El conferenciante les dedicó una amplia sonrisa y se metió la mano en el bolsillo.
—No nos harán falta —dijo—. Eso es lo más ingenioso del asunto. He traído un rollo de alambre, ¿veis? Lo único que necesitaremos es cortar dos trozos cada uno, retorcérnoslo alrededor de las patillas, y luego dejar que sobresalga en plan chapucero por encima de las orejas… así. —Hizo una demostración—. Y ya está.
El profesor lo miró.
—Increíble —dijo al final—. ¡Es verdad! ¡Parece que lleves una barba falsa muy mal hecha!
—Es sorprendente, ¿verdad? —asintió el profesor en tono alegre, tendiendo el alambre a sus colegas—. Todo es cuestión de cabezología.
Tras esto, hubo varios minutos de ajetreado trastear, salpicados de algún que otro gemido cuando los magos se pinchaban con el alambre. Pero, al final, todos estuvieron preparados. Se miraron unos a otros con timidez.
—Si ponemos un almohadón, sin almohada, claro, debajo de la túnica del profesor, de manera que asome un poco la punta, parecerá que es un hombre delgado con una almohada en la barriga para hacerse pasar por gordo —sugirió uno de los magos.
Advirtió la mirada del profesor, y tuvo la sensatez de no insistir.
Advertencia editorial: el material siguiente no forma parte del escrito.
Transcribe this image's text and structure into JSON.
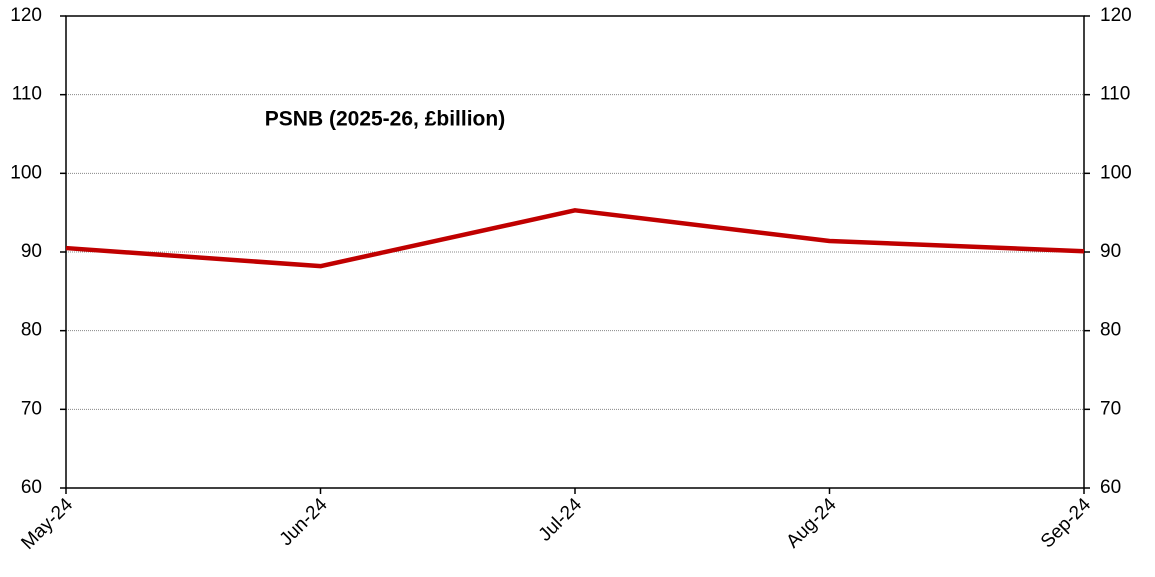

Dos de los magos agarraron los asideros de la tremenda silla de Poons, y la empujaron sobre los húmedos guijarros de la calle.
—¿Qué pasa? ¿Qué hacéis? —quiso saber el anciano, que se había despertado de repente.
—Vamos a hacer de ciudadanos corrientes —le informó el decano.
—Qué divertido.
—¿Me oyes, muchacho?
El tesorero abrió los ojos.
La enfermería de la Universidad no era demasiado grande, y apenas la utilizaban. Los magos, por lo general, o tenían una salud de hierro, o estaban muertos. La única medicina que solían necesitar era cualquier fórmula contra la acidez y una habitación en penumbra hasta la hora de comer.
—Te he traído algo para leer —siguió la voz, con cierta timidez. El tesorero consiguió enfocar la vista sobre el lomo de Aventuras con arco y ballesta.
—Menudo golpe te llevaste, tesorero. Llevas todo el día noqueado.
El tesorero, débilmente, contempló el brillo rosa y anaranjado que, poco a poco, se fue concretando en la forma del rostro rosa y anaranjado del rostro del archicanciller en persona.
A ver, pensó, ¿cómo he llegado a…?
Se incorporó bruscamente y agarró al archicanciller por el cuello de la túnica. Y gritó a la cara rosa y anaranjada: —¡Está a punto de suceder algo espantoso!
Los magos caminaron por las calles a la escasa luz del ocaso. Hasta el momento, su disfraz funcionaba a la perfección. Los demás transeúntes hasta les daban empujones. Nadie daba jamás un empujón a un mago, al menos a sabiendas. Era una experiencia nueva para ellos.